È il flash mob che si è tenuto oggi, 8 gennaio, alle 18 in piazza Sisto IV, organizzato da Rete l’Abuso e dall’Unione degli Atei e degli Agnostici Razionalisti (UAAR), con Non Una di Meno e Rete Liguria Bene Comune – provincia di Savona, contro l’iniziativa di Antonio Suetta, vescovo della Diocesi di Ventimiglia-Sanremo, della “Campana dei bimbi mai nati”.

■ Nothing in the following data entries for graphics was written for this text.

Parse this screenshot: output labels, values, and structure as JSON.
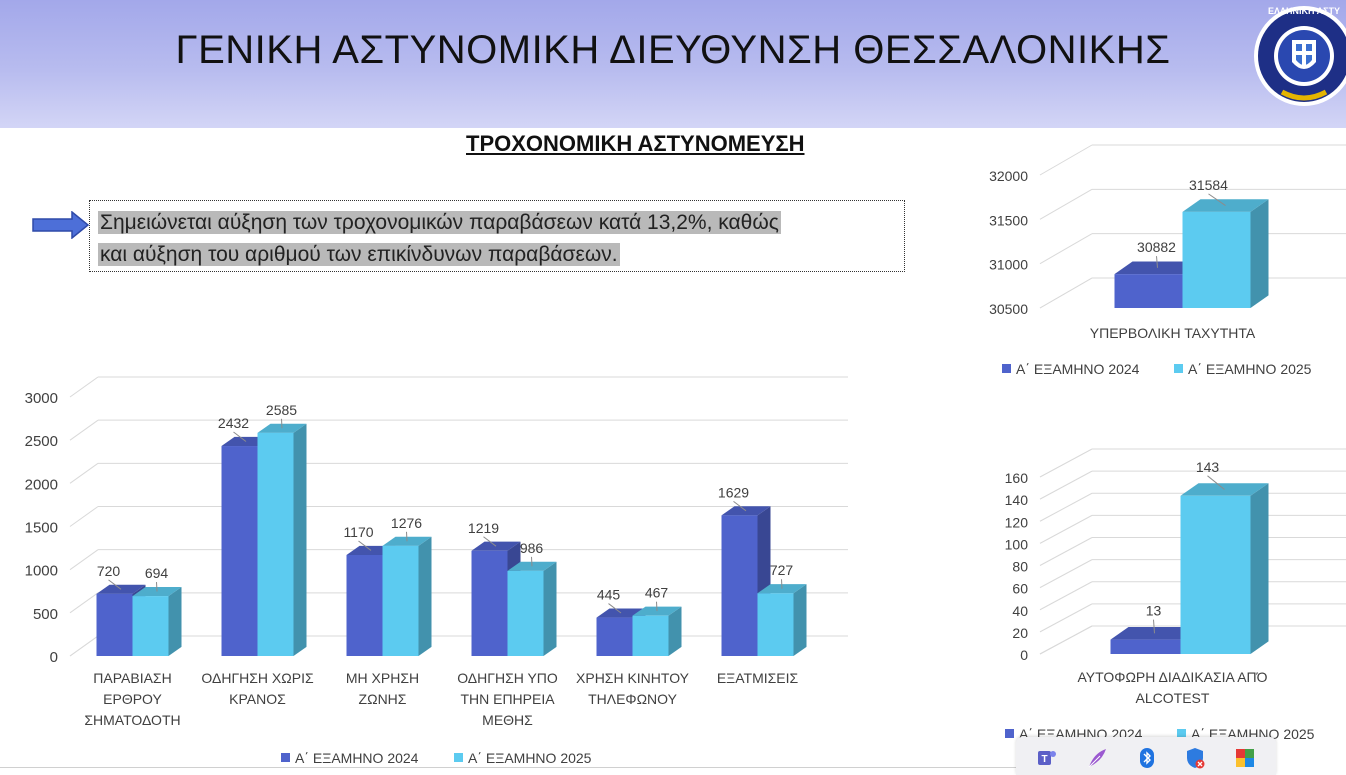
{
  "header": {
    "title": "ΓΕΝΙΚΗ ΑΣΤΥΝΟΜΙΚΗ ΔΙΕΥΘΥΝΣΗ ΘΕΣΣΑΛΟΝΙΚΗΣ",
    "logo_text": "ΕΛΛΗΝΙΚΗ ΑΣΤΥ"
  },
  "subtitle": "ΤΡΟΧΟΝΟΜΙΚΗ ΑΣΤΥΝΟΜΕΥΣΗ",
  "note": {
    "line1": "Σημειώνεται αύξηση των τροχονομικών παραβάσεων κατά 13,2%, καθώς",
    "line2": "και αύξηση του αριθμού των επικίνδυνων παραβάσεων."
  },
  "colors": {
    "series_2024": "#4f63cc",
    "series_2025": "#5ccbf0",
    "header_bg": "#b3b8ee"
  },
  "chart_data": [
    {
      "type": "bar",
      "categories": [
        [
          "ΠΑΡΑΒΙΑΣΗ",
          "ΕΡΘΡΟΥ",
          "ΣΗΜΑΤΟΔΟΤΗ"
        ],
        [
          "ΟΔΗΓΗΣΗ ΧΩΡΙΣ",
          "ΚΡΑΝΟΣ"
        ],
        [
          "ΜΗ ΧΡΗΣΗ",
          "ΖΩΝΗΣ"
        ],
        [
          "ΟΔΗΓΗΣΗ ΥΠΟ",
          "ΤΗΝ ΕΠΗΡΕΙΑ",
          "ΜΕΘΗΣ"
        ],
        [
          "ΧΡΗΣΗ ΚΙΝΗΤΟΥ",
          "ΤΗΛΕΦΩΝΟΥ"
        ],
        [
          "ΕΞΑΤΜΙΣΕΙΣ"
        ]
      ],
      "series": [
        {
          "name": "Α΄ ΕΞΑΜΗΝΟ 2024",
          "values": [
            720,
            2432,
            1170,
            1219,
            445,
            1629
          ]
        },
        {
          "name": "Α΄ ΕΞΑΜΗΝΟ 2025",
          "values": [
            694,
            2585,
            1276,
            986,
            467,
            727
          ]
        }
      ],
      "yticks": [
        0,
        500,
        1000,
        1500,
        2000,
        2500,
        3000
      ],
      "ylim": [
        0,
        3000
      ],
      "legend": "bottom",
      "grid": true
    },
    {
      "type": "bar",
      "categories": [
        [
          "ΥΠΕΡΒΟΛΙΚΗ ΤΑΧΥΤΗΤΑ"
        ]
      ],
      "series": [
        {
          "name": "Α΄ ΕΞΑΜΗΝΟ 2024",
          "values": [
            30882
          ]
        },
        {
          "name": "Α΄ ΕΞΑΜΗΝΟ 2025",
          "values": [
            31584
          ]
        }
      ],
      "yticks": [
        30500,
        31000,
        31500,
        32000
      ],
      "ylim": [
        30500,
        32000
      ],
      "legend": "bottom",
      "grid": true
    },
    {
      "type": "bar",
      "categories": [
        [
          "ΑΥΤΟΦΩΡΗ ΔΙΑΔΙΚΑΣΙΑ ΑΠΌ",
          "ALCOTEST"
        ]
      ],
      "series": [
        {
          "name": "Α΄ ΕΞΑΜΗΝΟ 2024",
          "values": [
            13
          ]
        },
        {
          "name": "Α΄ ΕΞΑΜΗΝΟ 2025",
          "values": [
            143
          ]
        }
      ],
      "yticks": [
        0,
        20,
        40,
        60,
        80,
        100,
        120,
        140,
        160
      ],
      "ylim": [
        0,
        160
      ],
      "legend": "bottom",
      "grid": true
    }
  ],
  "taskbar": {
    "icons": [
      "teams-icon",
      "feather-icon",
      "bluetooth-icon",
      "security-shield-icon",
      "colorful-app-icon"
    ]
  }
}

"Dopo l’iniziativa del vescovo Suetta di Sanremo, che ha dedicato questa campana che alle ore venti suona per le vittime dell’aborto – spiegano gli organizzatori – noi abbiamo invece deciso di suonare una campana per i bambini che sono stati vittime della pedofilia. L’attacco all’aborto, che è un diritto riconosciuto alle donne e tutelato per legge, non può più essere tollerato. Oltretutto questa iniziativa risulta ancora più inaccettabile considerando che ci sono bambini reali, vivi, i cui diritti vengono calpestati e la cui voce non viene mai ascoltata, perché di fronte agli abusi che subiscono la Chiesa continua a non ascoltare e a non prendere provvedimenti reali, che non siano solo di facciata, per cercare di riparare a quello che è uno scandalo che esiste da tempo".
Nel corso della serata sono stati ricordati i casi di alcune vittime di abusi.